过了好一会,阿莫尔都快站累了的时候,瑞斯是终于吱声了,
瑞斯:“太好了你还活着。”话落,瑞斯就像断了电般,整个人压倒在了阿莫尔的身上,好在地板铺了毛毯,不然这一摔得疼上好一会。
阿莫尔也没急着把瑞斯挪开,而是感受着身上的这份重量,一个人静静地看着天花板发起了呆来。
第二天早上,醒来后的瑞斯就发现自己躺在了床上,身上不仅没穿裤子,身边还躺着个阿莫尔,昨晚的事情她从在浴室里摔倒后就断片了。
“你从浴室里出来后,裤子都没穿就抱着我昏倒了。”阿莫尔如是说道。为此,这天的三餐都是瑞斯亲自下厨的,为的就是给昨晚耍流氓的事情赔罪。

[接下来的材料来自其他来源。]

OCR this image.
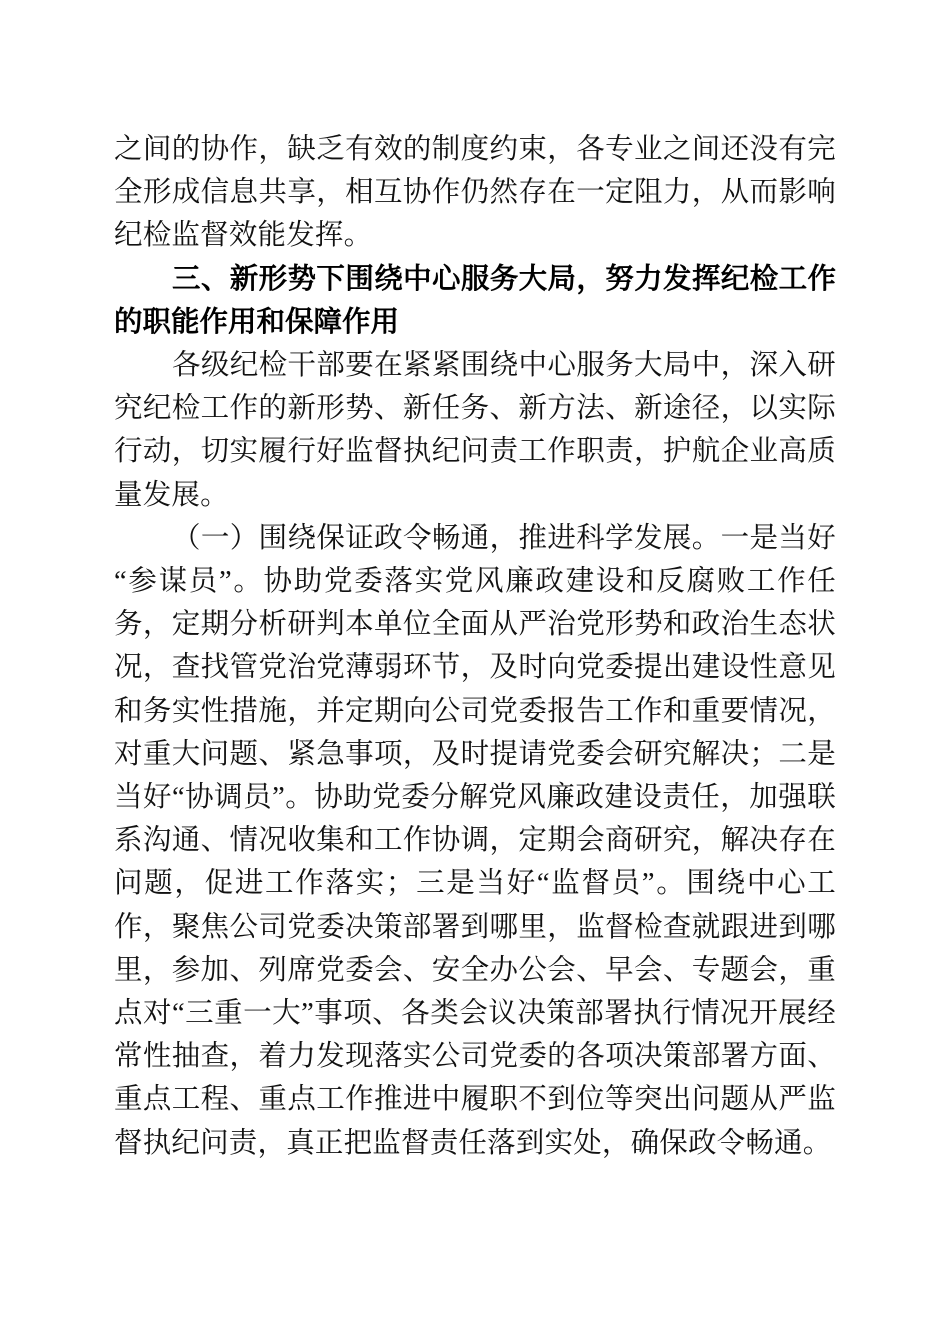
之间的协作，缺乏有效的制度约束，各专业之间还没有完全形成信息共享，相互协作仍然存在一定阻力，从而影响纪检监督效能发挥。

三、新形势下围绕中心服务大局，努力发挥纪检工作的职能作用和保障作用

各级纪检干部要在紧紧围绕中心服务大局中，深入研究纪检工作的新形势、新任务、新方法、新途径，以实际行动，切实履行好监督执纪问责工作职责，护航企业高质量发展。

（一）围绕保证政令畅通，推进科学发展。一是当好“参谋员”。协助党委落实党风廉政建设和反腐败工作任务，定期分析研判本单位全面从严治党形势和政治生态状况，查找管党治党薄弱环节，及时向党委提出建设性意见和务实性措施，并定期向公司党委报告工作和重要情况，对重大问题、紧急事项，及时提请党委会研究解决；二是当好“协调员”。协助党委分解党风廉政建设责任，加强联系沟通、情况收集和工作协调，定期会商研究，解决存在问题，促进工作落实；三是当好“监督员”。围绕中心工作，聚焦公司党委决策部署到哪里，监督检查就跟进到哪里，参加、列席党委会、安全办公会、早会、专题会，重点对“三重一大”事项、各类会议决策部署执行情况开展经常性抽查，着力发现落实公司党委的各项决策部署方面、重点工程、重点工作推进中履职不到位等突出问题从严监督执纪问责，真正把监督责任落到实处，确保政令畅通。
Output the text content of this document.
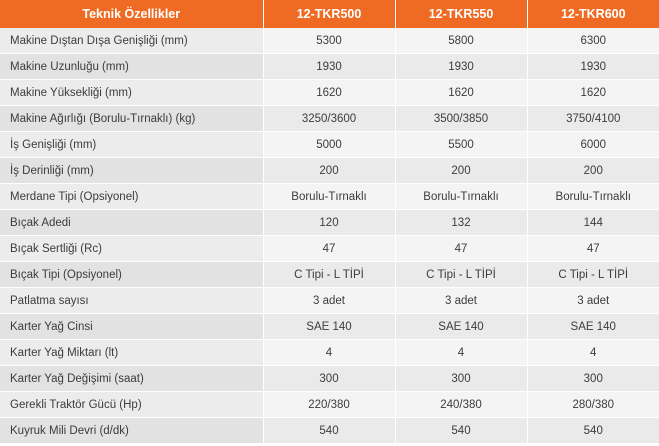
Teknik Özellikler	12-TKR500	12-TKR550	12-TKR600
Makine Dıştan Dışa Genişliği (mm)	5300	5800	6300
Makine Uzunluğu (mm)	1930	1930	1930
Makine Yüksekliği (mm)	1620	1620	1620
Makine Ağırlığı (Borulu-Tırnaklı) (kg)	3250/3600	3500/3850	3750/4100
İş Genişliği (mm)	5000	5500	6000
İş Derinliği (mm)	200	200	200
Merdane Tipi (Opsiyonel)	Borulu-Tırnaklı	Borulu-Tırnaklı	Borulu-Tırnaklı
Bıçak Adedi	120	132	144
Bıçak Sertliği (Rc)	47	47	47
Bıçak Tipi (Opsiyonel)	C Tipi - L TİPİ	C Tipi - L TİPİ	C Tipi - L TİPİ
Patlatma sayısı	3 adet	3 adet	3 adet
Karter Yağ Cinsi	SAE 140	SAE 140	SAE 140
Karter Yağ Miktarı (lt)	4	4	4
Karter Yağ Değişimi (saat)	300	300	300
Gerekli Traktör Gücü (Hp)	220/380	240/380	280/380
Kuyruk Mili Devri (d/dk)	540	540	540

这两天还算是玩得开心吧,体验过了在小型影院内打游戏的感觉,也体验了一把ktv任唱的快感。玩过后,就该是收拾心情,准备全国大赛的事情了。
从别墅区回去的路上,
瑞斯:“你们先走吧,我们一会跟上。”这里的我们包括了阿莫尔,阿莫尔有些不解地看向瑞斯。
瑞斯:“那个,阿莫尔啊,有个事情想和你商量”一件思考了很久的事情,终于还是决定说出口。
阿莫尔:“什么事?”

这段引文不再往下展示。